3).Yang disebutkan (mantuq), bukan dimaksudkan untuk menguatkan sesuatu keadaan.
Contoh:
 “Orang Islam ialah orang yang tidak mengganggu orang-orang Islam lainya, baik dengan lisan ataupun dengan tangannya” (hadis).
Dengan perkataan “orang-orang Islam (Muslimin) tidak dipahamkan bahwa orang-orang yang bukan Islam boleh diganggu. Sebab dengan perkataan tersebut dimaksudkan, alangkah pentingnya hidup rukun dan damai diantara orang-orang Islam sendiri.

4).Yang disebutkan (mantuq) harus berdiri sendiri, tidak mengikuti kepada yang lain
Contoh:
 “Janganlah kamu campuri mereka itu, sedang kamu beri'tikaf dalam mesjid”. (QS. Al-Baqarah: 187).
Tidak dapat dipahamkan kalau tidak beriktikaf di mesjid, boleh dicampuri.

D.  Macam-macam Mafhum Mukhalafah
1)  Mafhum shifat, yaitu menghubungkan hukum sesuatu kepada syah satu sifatnya, seperti firman Allah SWT:
“Maka hendaklah ia memerdekakan seorang budak (hamba sahaya) yang beriman”. (QS. An-Nisa: 92)
2)  Mafhum ‘illat, yaitu menghubungkan hukum sesuatu menurut illatnya. Mengharamkan minuman keras karena memabukan.
3)  Mafhum ‘adad, yaitu menghubungkan hukum sesuatu,kepada bilangan yang tertentu. Firman Allah:
“Dan orang-orang yang menuduh wanita-wanita yang baik berbuat curang (zina). Kemudian mereka tidak mendatangkan empat orang saksi, Maka deralah mereka (yang menuduh itu) delapan puluh kali dera.” (QS. An-Nur: 4)
4)  Mafhum ghayah, yaitu lafal yang menunjukan hukum sampai kepada ghayah (batasan, hinggaan), hingga lafal ghayah ini adakalanya dengan “ilaa”  dan dengan “hatta”.
Seperti firman Allah SWT.:
“Apabila kamu hendak mengerjakan shalat, Maka basuhlah mukamu dan tanganmu sampai dengan siku”. (QS. Al-Maidah: 6)
Firman Allah SWT:
“Dan janganlah kamu mendekati mereka, sebelum mereka suci[138]. apabila mereka telah Suci”. (QS. Al-Baqarah: 122)
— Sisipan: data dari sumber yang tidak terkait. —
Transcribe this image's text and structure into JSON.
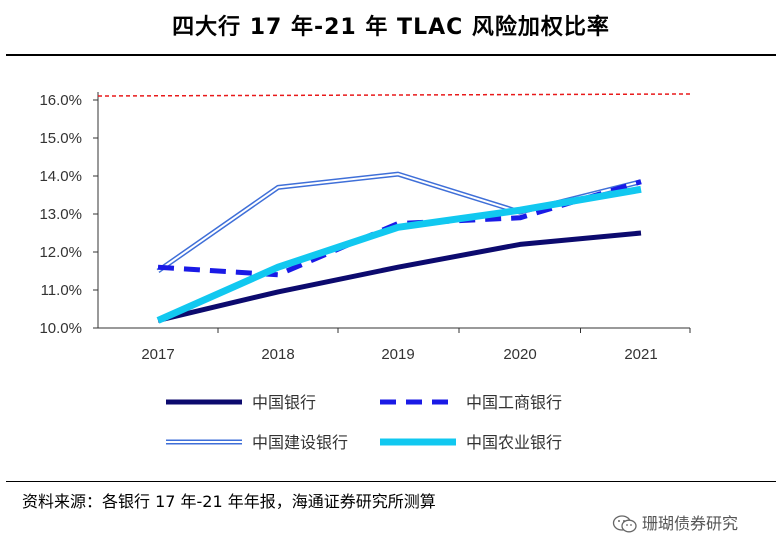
{
  "chart_data": {
    "type": "line",
    "title": "四大行 17 年-21 年 TLAC 风险加权比率",
    "categories": [
      "2017",
      "2018",
      "2019",
      "2020",
      "2021"
    ],
    "ylim": [
      10.0,
      16.0
    ],
    "yticks": [
      "10.0%",
      "11.0%",
      "12.0%",
      "13.0%",
      "14.0%",
      "15.0%",
      "16.0%"
    ],
    "ytick_values": [
      10,
      11,
      12,
      13,
      14,
      15,
      16
    ],
    "reference_line": {
      "value": 16.0,
      "color": "#e8191a"
    },
    "series": [
      {
        "name": "中国银行",
        "values": [
          10.2,
          10.95,
          11.6,
          12.2,
          12.5
        ],
        "color": "#0c0a6e",
        "style": "solid"
      },
      {
        "name": "中国工商银行",
        "values": [
          11.6,
          11.4,
          12.75,
          12.9,
          13.85
        ],
        "color": "#1a1ae6",
        "style": "dashed"
      },
      {
        "name": "中国建设银行",
        "values": [
          11.5,
          13.7,
          14.05,
          13.05,
          13.85
        ],
        "color": "#3f6fd8",
        "style": "double"
      },
      {
        "name": "中国农业银行",
        "values": [
          10.2,
          11.6,
          12.65,
          13.1,
          13.65
        ],
        "color": "#11c8f0",
        "style": "solid-thick"
      }
    ]
  },
  "footer": {
    "source": "资料来源：各银行 17 年-21 年年报，海通证券研究所测算",
    "watermark": "珊瑚债券研究"
  }
}
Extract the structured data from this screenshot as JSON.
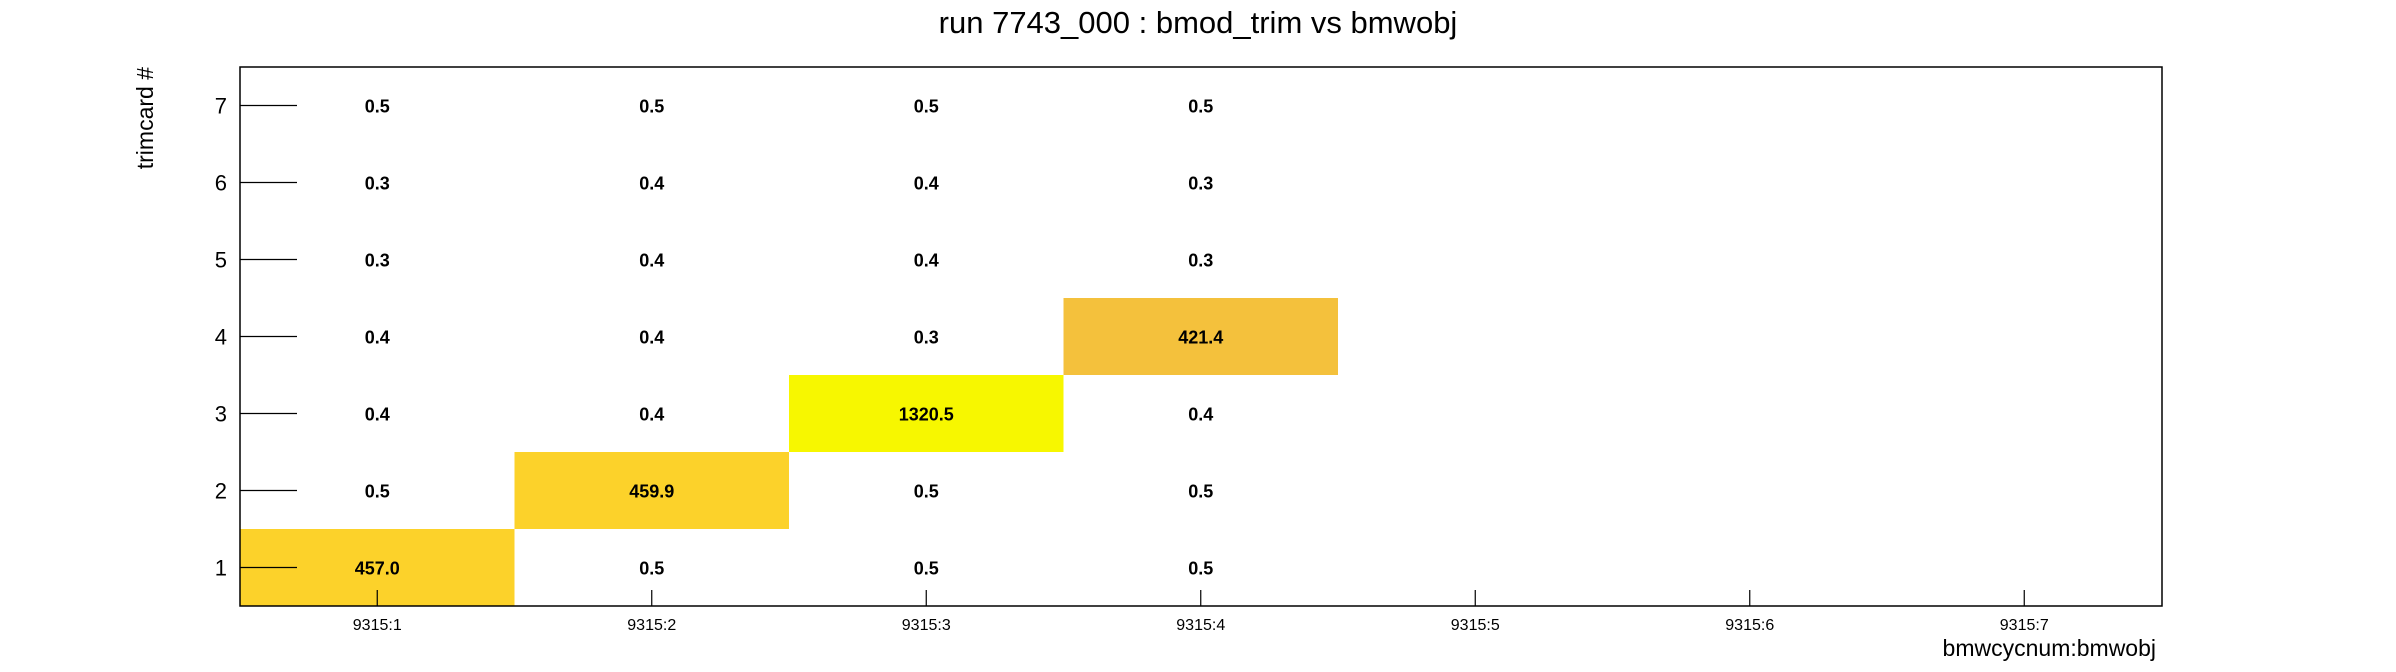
{
  "chart_data": {
    "type": "heatmap",
    "title": "run 7743_000 : bmod_trim vs bmwobj",
    "xlabel": "bmwcycnum:bmwobj",
    "ylabel": "trimcard #",
    "x_categories": [
      "9315:1",
      "9315:2",
      "9315:3",
      "9315:4",
      "9315:5",
      "9315:6",
      "9315:7"
    ],
    "y_categories": [
      "1",
      "2",
      "3",
      "4",
      "5",
      "6",
      "7"
    ],
    "cells": [
      {
        "x": "9315:1",
        "y": "1",
        "value": 457.0,
        "label": "457.0"
      },
      {
        "x": "9315:1",
        "y": "2",
        "value": 0.5,
        "label": "0.5"
      },
      {
        "x": "9315:1",
        "y": "3",
        "value": 0.4,
        "label": "0.4"
      },
      {
        "x": "9315:1",
        "y": "4",
        "value": 0.4,
        "label": "0.4"
      },
      {
        "x": "9315:1",
        "y": "5",
        "value": 0.3,
        "label": "0.3"
      },
      {
        "x": "9315:1",
        "y": "6",
        "value": 0.3,
        "label": "0.3"
      },
      {
        "x": "9315:1",
        "y": "7",
        "value": 0.5,
        "label": "0.5"
      },
      {
        "x": "9315:2",
        "y": "1",
        "value": 0.5,
        "label": "0.5"
      },
      {
        "x": "9315:2",
        "y": "2",
        "value": 459.9,
        "label": "459.9"
      },
      {
        "x": "9315:2",
        "y": "3",
        "value": 0.4,
        "label": "0.4"
      },
      {
        "x": "9315:2",
        "y": "4",
        "value": 0.4,
        "label": "0.4"
      },
      {
        "x": "9315:2",
        "y": "5",
        "value": 0.4,
        "label": "0.4"
      },
      {
        "x": "9315:2",
        "y": "6",
        "value": 0.4,
        "label": "0.4"
      },
      {
        "x": "9315:2",
        "y": "7",
        "value": 0.5,
        "label": "0.5"
      },
      {
        "x": "9315:3",
        "y": "1",
        "value": 0.5,
        "label": "0.5"
      },
      {
        "x": "9315:3",
        "y": "2",
        "value": 0.5,
        "label": "0.5"
      },
      {
        "x": "9315:3",
        "y": "3",
        "value": 1320.5,
        "label": "1320.5"
      },
      {
        "x": "9315:3",
        "y": "4",
        "value": 0.3,
        "label": "0.3"
      },
      {
        "x": "9315:3",
        "y": "5",
        "value": 0.4,
        "label": "0.4"
      },
      {
        "x": "9315:3",
        "y": "6",
        "value": 0.4,
        "label": "0.4"
      },
      {
        "x": "9315:3",
        "y": "7",
        "value": 0.5,
        "label": "0.5"
      },
      {
        "x": "9315:4",
        "y": "1",
        "value": 0.5,
        "label": "0.5"
      },
      {
        "x": "9315:4",
        "y": "2",
        "value": 0.5,
        "label": "0.5"
      },
      {
        "x": "9315:4",
        "y": "3",
        "value": 0.4,
        "label": "0.4"
      },
      {
        "x": "9315:4",
        "y": "4",
        "value": 421.4,
        "label": "421.4"
      },
      {
        "x": "9315:4",
        "y": "5",
        "value": 0.3,
        "label": "0.3"
      },
      {
        "x": "9315:4",
        "y": "6",
        "value": 0.3,
        "label": "0.3"
      },
      {
        "x": "9315:4",
        "y": "7",
        "value": 0.5,
        "label": "0.5"
      }
    ],
    "color_threshold": 100,
    "colors": {
      "high": "#f7f700",
      "mid_high": "#fcd22a",
      "mid": "#f4c13c",
      "low": "#ffffff",
      "frame": "#000000"
    },
    "grid": false,
    "legend": "none"
  }
}
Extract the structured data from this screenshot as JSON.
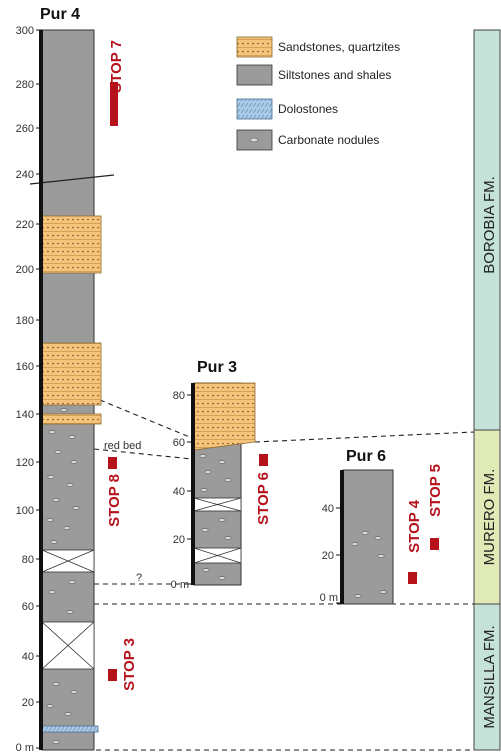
{
  "columns": {
    "pur4": {
      "title": "Pur 4",
      "ticks": [
        "300",
        "280",
        "260",
        "240",
        "220",
        "200",
        "180",
        "160",
        "140",
        "120",
        "100",
        "80",
        "60",
        "40",
        "20",
        "0 m"
      ]
    },
    "pur3": {
      "title": "Pur 3",
      "ticks": [
        "80",
        "60",
        "40",
        "20",
        "0 m"
      ]
    },
    "pur6": {
      "title": "Pur 6",
      "ticks": [
        "40",
        "20",
        "0 m"
      ]
    }
  },
  "stops": {
    "stop7": "STOP 7",
    "stop8": "STOP 8",
    "stop3": "STOP 3",
    "stop6": "STOP 6",
    "stop4": "STOP 4",
    "stop5": "STOP 5"
  },
  "annotations": {
    "red_bed": "red bed",
    "question": "?"
  },
  "legend": [
    {
      "label": "Sandstones, quartzites",
      "pattern": "sandstone"
    },
    {
      "label": "Siltstones and shales",
      "pattern": "siltstone"
    },
    {
      "label": "Dolostones",
      "pattern": "dolostone"
    },
    {
      "label": "Carbonate nodules",
      "pattern": "nodules"
    }
  ],
  "formations": [
    {
      "name": "BOROBIA FM.",
      "color": "#c4e2d8"
    },
    {
      "name": "MURERO FM.",
      "color": "#dfeab6"
    },
    {
      "name": "MANSILLA FM.",
      "color": "#c4e2d8"
    }
  ],
  "colors": {
    "sandstone": "#f5c47a",
    "siltstone": "#9b9b9b",
    "dolostone": "#a9cbe8",
    "stop_marker": "#b5121b"
  }
}
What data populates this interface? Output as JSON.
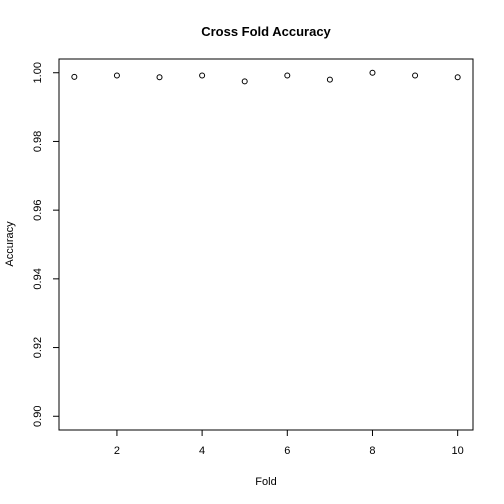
{
  "chart_data": {
    "type": "scatter",
    "title": "Cross Fold Accuracy",
    "xlabel": "Fold",
    "ylabel": "Accuracy",
    "x": [
      1,
      2,
      3,
      4,
      5,
      6,
      7,
      8,
      9,
      10
    ],
    "y": [
      0.9988,
      0.9992,
      0.9987,
      0.9992,
      0.9975,
      0.9992,
      0.998,
      1.0,
      0.9992,
      0.9987
    ],
    "xlim": [
      0.64,
      10.36
    ],
    "ylim": [
      0.896,
      1.004
    ],
    "xticks": [
      2,
      4,
      6,
      8,
      10
    ],
    "yticks": [
      0.9,
      0.92,
      0.94,
      0.96,
      0.98,
      1.0
    ],
    "ytick_labels": [
      "0.90",
      "0.92",
      "0.94",
      "0.96",
      "0.98",
      "1.00"
    ],
    "grid": false,
    "legend": false,
    "marker": "open-circle",
    "colors": {
      "marker": "#000000",
      "axis": "#000000",
      "background": "#ffffff"
    }
  }
}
5)  Mafhum Had, yaitu menentukan hukum dengan disebutkan suatu “adad” di antara adat-adatnya, seperti firman Allah SWT,:
Katakanlah: "Tiadalah aku peroleh dalam wahyu yang diwahyukan kepadaKu, sesuatu yang diharamkan bagi orang yang hendak memakannya, kecuali kalau makanan itu bangkai, atau darah yang mengalir atau daging babi karena sesungguhnya semua itu kotor atau binatang yang disembelih atas nama selain Allah”. (QS. Al-An’am:145)
6). Mafhum laqaab, yaitu yang menggantungkan hukum kepada isim alam dan isim fa’il.